I come from a long line of nuts. How that ties in the with Luck of the Irish has to do with some ink, a drink and plenty of awkwardness. But let me start from the beginning.
The Luck of the Irish is a joke. To those who are not familiar with Irish history, having the British as a neighbor, and that whole "The Sun Never Sets on the British Empire" saying, is apparently kind of a big deal. Let's just say hundreds of years of conquering, taking land, exporting main food supplies, starvation, thwarted uprisings, religious persecution and ruling by the British Army have left a bitter taste in many Irish people's mouths. Then when Ireland finally won its independence, part of the island remained controlled by the British, resulting in the continuous violence and terrorism in Northern Ireland. Under British rule, depression and alcoholism became widespread. All of which contributes to the Irish joke that Irish people have the worst luck. One of my professors in Ireland told us that the saying is indeed laughable. Which may be why many Irish people love joking so much-sometimes when things get so bad, all you can do is laugh. Or, as my mom says, "laugh to keep from crying."

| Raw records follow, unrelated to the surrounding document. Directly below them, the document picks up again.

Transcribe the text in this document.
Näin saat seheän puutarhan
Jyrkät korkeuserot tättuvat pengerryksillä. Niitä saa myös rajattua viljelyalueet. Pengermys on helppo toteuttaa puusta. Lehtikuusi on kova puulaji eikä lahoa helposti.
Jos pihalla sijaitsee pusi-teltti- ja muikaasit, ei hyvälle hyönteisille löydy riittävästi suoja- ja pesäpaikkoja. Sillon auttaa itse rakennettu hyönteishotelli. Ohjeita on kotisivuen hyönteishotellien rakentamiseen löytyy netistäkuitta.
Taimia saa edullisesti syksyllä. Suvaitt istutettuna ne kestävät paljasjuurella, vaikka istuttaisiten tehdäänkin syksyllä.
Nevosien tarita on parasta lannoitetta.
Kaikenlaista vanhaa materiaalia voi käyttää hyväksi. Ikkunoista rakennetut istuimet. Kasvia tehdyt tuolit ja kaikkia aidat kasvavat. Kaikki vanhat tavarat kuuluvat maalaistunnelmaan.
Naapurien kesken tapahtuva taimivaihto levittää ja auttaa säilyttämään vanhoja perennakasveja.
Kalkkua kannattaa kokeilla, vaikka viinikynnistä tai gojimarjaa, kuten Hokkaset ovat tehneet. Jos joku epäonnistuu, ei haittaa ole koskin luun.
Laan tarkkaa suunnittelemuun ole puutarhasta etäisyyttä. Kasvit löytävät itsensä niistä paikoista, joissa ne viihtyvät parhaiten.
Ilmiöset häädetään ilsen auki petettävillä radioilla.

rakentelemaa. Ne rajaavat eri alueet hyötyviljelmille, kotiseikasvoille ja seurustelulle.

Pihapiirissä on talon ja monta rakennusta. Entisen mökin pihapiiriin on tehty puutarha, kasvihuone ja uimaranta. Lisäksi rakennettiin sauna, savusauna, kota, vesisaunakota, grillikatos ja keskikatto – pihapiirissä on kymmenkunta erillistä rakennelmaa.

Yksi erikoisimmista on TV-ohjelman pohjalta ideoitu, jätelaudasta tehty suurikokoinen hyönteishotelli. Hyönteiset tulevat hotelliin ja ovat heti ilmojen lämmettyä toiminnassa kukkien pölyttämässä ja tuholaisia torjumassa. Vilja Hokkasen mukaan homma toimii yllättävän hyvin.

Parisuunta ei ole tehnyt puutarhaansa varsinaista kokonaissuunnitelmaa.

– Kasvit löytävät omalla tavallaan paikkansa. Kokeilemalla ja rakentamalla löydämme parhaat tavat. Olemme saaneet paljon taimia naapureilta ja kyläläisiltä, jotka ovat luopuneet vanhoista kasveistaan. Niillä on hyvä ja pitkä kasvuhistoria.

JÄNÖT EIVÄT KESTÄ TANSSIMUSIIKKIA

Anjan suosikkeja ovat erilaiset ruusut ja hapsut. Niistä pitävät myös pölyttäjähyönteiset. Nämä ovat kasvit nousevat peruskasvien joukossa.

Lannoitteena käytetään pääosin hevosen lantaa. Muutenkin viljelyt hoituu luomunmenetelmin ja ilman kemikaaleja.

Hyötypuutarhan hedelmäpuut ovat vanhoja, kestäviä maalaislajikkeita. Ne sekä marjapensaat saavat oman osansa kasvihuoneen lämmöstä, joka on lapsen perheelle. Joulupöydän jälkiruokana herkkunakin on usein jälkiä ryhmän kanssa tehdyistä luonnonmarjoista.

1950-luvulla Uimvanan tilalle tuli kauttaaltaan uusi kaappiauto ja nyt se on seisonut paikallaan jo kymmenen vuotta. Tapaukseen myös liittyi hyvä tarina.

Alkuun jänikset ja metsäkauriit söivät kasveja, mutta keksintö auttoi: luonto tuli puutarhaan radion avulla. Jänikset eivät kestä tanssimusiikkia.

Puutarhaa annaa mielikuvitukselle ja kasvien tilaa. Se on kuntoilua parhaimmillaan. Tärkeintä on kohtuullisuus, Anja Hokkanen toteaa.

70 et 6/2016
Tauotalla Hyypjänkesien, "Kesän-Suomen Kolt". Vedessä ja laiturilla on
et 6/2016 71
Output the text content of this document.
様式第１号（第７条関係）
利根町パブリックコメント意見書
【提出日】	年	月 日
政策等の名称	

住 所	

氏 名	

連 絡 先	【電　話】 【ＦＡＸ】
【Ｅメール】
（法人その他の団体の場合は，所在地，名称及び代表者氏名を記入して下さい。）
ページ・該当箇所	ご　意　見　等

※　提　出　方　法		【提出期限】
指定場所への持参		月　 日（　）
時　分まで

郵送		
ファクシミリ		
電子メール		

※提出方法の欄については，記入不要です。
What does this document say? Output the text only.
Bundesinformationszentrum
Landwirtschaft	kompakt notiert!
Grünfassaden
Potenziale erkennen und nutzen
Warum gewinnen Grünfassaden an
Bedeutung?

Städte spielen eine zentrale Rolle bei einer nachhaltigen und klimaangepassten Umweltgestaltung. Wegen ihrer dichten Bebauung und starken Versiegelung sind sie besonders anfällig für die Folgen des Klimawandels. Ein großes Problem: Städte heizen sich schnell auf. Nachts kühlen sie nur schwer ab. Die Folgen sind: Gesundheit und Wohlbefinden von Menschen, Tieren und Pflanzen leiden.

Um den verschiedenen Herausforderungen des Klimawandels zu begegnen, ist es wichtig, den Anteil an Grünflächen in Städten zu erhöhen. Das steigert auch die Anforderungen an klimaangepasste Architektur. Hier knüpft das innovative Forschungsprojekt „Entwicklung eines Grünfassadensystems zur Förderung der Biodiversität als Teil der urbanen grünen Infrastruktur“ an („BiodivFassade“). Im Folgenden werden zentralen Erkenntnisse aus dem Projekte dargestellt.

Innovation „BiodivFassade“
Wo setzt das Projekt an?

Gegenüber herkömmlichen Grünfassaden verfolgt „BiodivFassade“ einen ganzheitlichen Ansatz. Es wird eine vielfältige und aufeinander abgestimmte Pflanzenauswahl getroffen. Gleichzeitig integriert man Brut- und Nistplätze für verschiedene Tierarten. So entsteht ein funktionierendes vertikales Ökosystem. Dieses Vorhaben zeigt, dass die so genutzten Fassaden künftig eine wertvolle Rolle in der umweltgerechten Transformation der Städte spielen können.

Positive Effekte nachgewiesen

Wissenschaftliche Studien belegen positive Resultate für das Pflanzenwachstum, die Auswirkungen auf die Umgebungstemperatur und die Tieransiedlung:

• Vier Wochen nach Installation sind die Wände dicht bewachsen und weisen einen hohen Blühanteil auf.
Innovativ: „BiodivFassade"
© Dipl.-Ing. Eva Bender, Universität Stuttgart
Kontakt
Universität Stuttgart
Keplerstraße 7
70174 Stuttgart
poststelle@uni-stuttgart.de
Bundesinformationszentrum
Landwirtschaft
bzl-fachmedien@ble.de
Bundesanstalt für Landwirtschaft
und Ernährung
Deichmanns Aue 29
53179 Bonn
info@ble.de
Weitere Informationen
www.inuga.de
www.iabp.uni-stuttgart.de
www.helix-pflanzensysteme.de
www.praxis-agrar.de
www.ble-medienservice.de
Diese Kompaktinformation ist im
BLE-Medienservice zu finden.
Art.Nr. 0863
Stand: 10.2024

I met a girl last weekend named Kelly with a shamrock tattoo and asked her if she was also Irish (great deduction, I know). She was indeed. She also had two beautifully scripted tattoos written on top of her feet, and I asked her about them.
"Oh, one's for my brother who died." I flinched. "He hung himself." Repeat flinch. "And the other's for my other brother, who was little and froze to death." Jaw drop. "He was crawling home and didn't make it to the front door...he actually died on the day of my dead brother's birthday."
Just as awkward silence set in after I said I was sorry to hear that, Kelly laughed and said, "I know, I'm a walking tombstone eh?" then took a drink. I sighed with relief. Ah, I felt at home.
I come from an Irish family also plagued by bad luck, with the bloody scars of alcoholism, depression and suicide coursing through our veins, threatening to ooze at any time. But, like Kelly, we medicate with laughter, turning to jokes at the bleakest, most awkward times. From joking about being raised in nuthouses to reminiscing about my grandpa's ridiculous yet inebriated antics, there's always a laugh to be found at family gatherings. One of my cousins, after her mom tried to commit suicide for like the third Christmas, quipped "they may as well just make a holiday reservation for her at the suicide ward." Which may sound bleak but was pretty funny at the time, and a great tension breaker.
My mom comes from a large (and rather unlucky) Irish family, and since she is such a dominant character (as are her 5 surviving sisters), I feel like this Irishness has influenced me a lot in my life, and even now, I sometimes struggle with the feeling of being cursed. The endless talk of suicide attempts, depression meds, hospitalizations and insane fights between family members can be overwhelming, to say the least, not to mention the crippling effects of poverty and my grandpa's alcoholism on my mom and her sisters. Given the circumstances, let's just say some family members feel lucky (hopefully) to just be alive. With these forces tearing at my soul, as well as troubling events like my sister's suicide attempts or my mom's unstable mood eruptions, I sometimes feel helpless when I try to help, as if the curse is too much to take on, especially for one person.
When I think about it, I don't know if I really believe in luck, but the curse of the Irish does seem to haunt our whole family to some degree. But just when I start to feel in utter despair, I'll call my best friend (whose constant mania and great wit qualify her as an honorary family member) or I'll think about the boringness of "normal" families and feel strangely lucky. So when the curse returns, I can't help but chuckle and welcome it with open arms, as a loving, if completely crazy friend.
May the Luck of the Irish not be with you.